Awards: Grimme Online Award for historical research and more

awards
Grimme Online Award for historical research and more

Stumbling blocks in Cologne. The app and website “Stolpersteine ​​in NRW” is one of the winners of this year’s Grimme Online Awards. photo

© Federico Gambarini/dpa

The Grimme Online Award is considered the most important award for online journalism. This time, established media houses were just as important as small providers. There was even a Tiktok channel.

Two extensive research projects on the Nazi and GDR past received the Grimme Online Award in Cologne. On the one hand, an app and website developed by Westdeutscher Rundfunk (WDR) that refers to the 16,000 stumbling blocks in North Rhine-Westphalia was honored. With the brass stones embedded in the floor, the artist Gunter Demnig has been commemorating people who were persecuted under National Socialism for many years. In its offer, WDR tells the life stories of many of these victims.

A “scrollytelling” on the closed Jugendwerkhof Torgau in the GDR, which was developed by the memorial of the same name, also received an award. The Jugendwerkhof was a particularly brutal home in which “conspicuous” children and young people were to be brought into line by the unjust communist state. “The good editing impressively conveys the insidiousness and maliciousness of the home system without dramatizing,” praised the jury.
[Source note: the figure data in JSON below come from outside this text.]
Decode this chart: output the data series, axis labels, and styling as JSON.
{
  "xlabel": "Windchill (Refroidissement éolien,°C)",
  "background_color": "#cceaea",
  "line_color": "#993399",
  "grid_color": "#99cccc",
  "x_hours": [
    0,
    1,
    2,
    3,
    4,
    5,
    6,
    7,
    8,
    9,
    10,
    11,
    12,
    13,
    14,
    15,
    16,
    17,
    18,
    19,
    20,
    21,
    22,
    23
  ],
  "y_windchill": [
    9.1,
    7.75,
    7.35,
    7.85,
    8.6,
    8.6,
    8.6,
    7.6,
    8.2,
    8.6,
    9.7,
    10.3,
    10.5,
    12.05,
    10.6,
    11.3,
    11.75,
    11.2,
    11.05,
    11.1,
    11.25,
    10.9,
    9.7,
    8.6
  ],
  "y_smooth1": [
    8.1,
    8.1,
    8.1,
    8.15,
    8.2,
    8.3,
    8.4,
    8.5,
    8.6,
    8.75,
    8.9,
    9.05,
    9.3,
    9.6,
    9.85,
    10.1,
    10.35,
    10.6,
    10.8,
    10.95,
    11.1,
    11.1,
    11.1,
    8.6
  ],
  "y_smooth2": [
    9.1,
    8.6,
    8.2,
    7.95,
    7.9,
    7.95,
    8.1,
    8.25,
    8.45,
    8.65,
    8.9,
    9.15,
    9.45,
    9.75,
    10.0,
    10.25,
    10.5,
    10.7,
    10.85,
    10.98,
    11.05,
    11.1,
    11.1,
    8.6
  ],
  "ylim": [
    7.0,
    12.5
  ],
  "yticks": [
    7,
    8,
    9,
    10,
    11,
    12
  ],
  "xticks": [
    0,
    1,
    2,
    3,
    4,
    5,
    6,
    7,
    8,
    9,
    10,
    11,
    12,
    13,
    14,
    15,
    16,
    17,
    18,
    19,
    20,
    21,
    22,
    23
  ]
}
A multimedia documentation about queer life from 1900 to 1950 was awarded as the third offer of historical memory on the Internet. Here, too, the provider is a museum institution, the Munich Documentation Center for the History of National Socialism. The online exhibition opens up an amazing variety of queer life in the time of the German Empire and the Weimar Republic. In the 1920s there were around 80 lesbian bars and hangouts in Berlin alone. The flourishing subcultures were then destroyed by the Nazis.

Several in-depth researches awarded

In addition to the topic “remembering”, in-depth research dominated the field of winners. This included the multimedia story “Abortion in Germany” created by Correctiv.Lokal. It reveals how poor the information and care situation is for women who want to have an abortion in Germany.

The jury recognized the podcast series “Expensive living” from Rundfunk Berlin-Brandenburg (RBB) as another outstanding research achievement. Using an example from Berlin-Charlottenburg, she shows how an intact house with affordable rental apartments is demolished and a complex with expensive condominiums is built on the site. The tenants have to move out.

A production by the Swiss “Tages-Anzeiger” (Zurich) also received an award, the online documentary “The End of Eternal Ice” about the melting of the Thwaites Glacier in Antarctica. In the opinion of the jury, the authors have managed to tell a highly complex scientific phenomenon in an accessible story that non-scientists can also understand: “In doing so, they bring an explosive and very topical topic from the nerd corner to the general public.”

Also social media offers among the award winners

The jury also honored two social media offerings: One award went to Stève Hiobi’s “Dein Bruder Stève” Tiktok channel, which is a one-man operation without editing and technical support, which distributes news from and about Africa. “Although the TikTok platform should be viewed critically, Stève Hiobi’s videos hit a young target group there, which is otherwise very difficult to reach with news content,” said the jury.

The second award-winning offer in this area was the WDR-operated Instagram channel “Hand it” with information and entertainment for the deaf. The so-called majority society is included through subtitles. The verdict of the jury: “This is inclusion: enabling others to participate in one’s own reality of life and one’s own view of the world in order to ultimately reduce the demarcation.”

The audience award once again went to a YouTube channel, this time to the science journalism program “Doctor Whatson”. It covers topics related to physics, environment, philosophy, sustainability and technology.

The Grimme Online Awards are considered the most important prizes for online journalism. The director of the Grimme Institute, Frauke Gerlach, summarized: “For our cultural, political and social coexistence, high-quality offers that counterbalance polarization and populism are more important than ever.”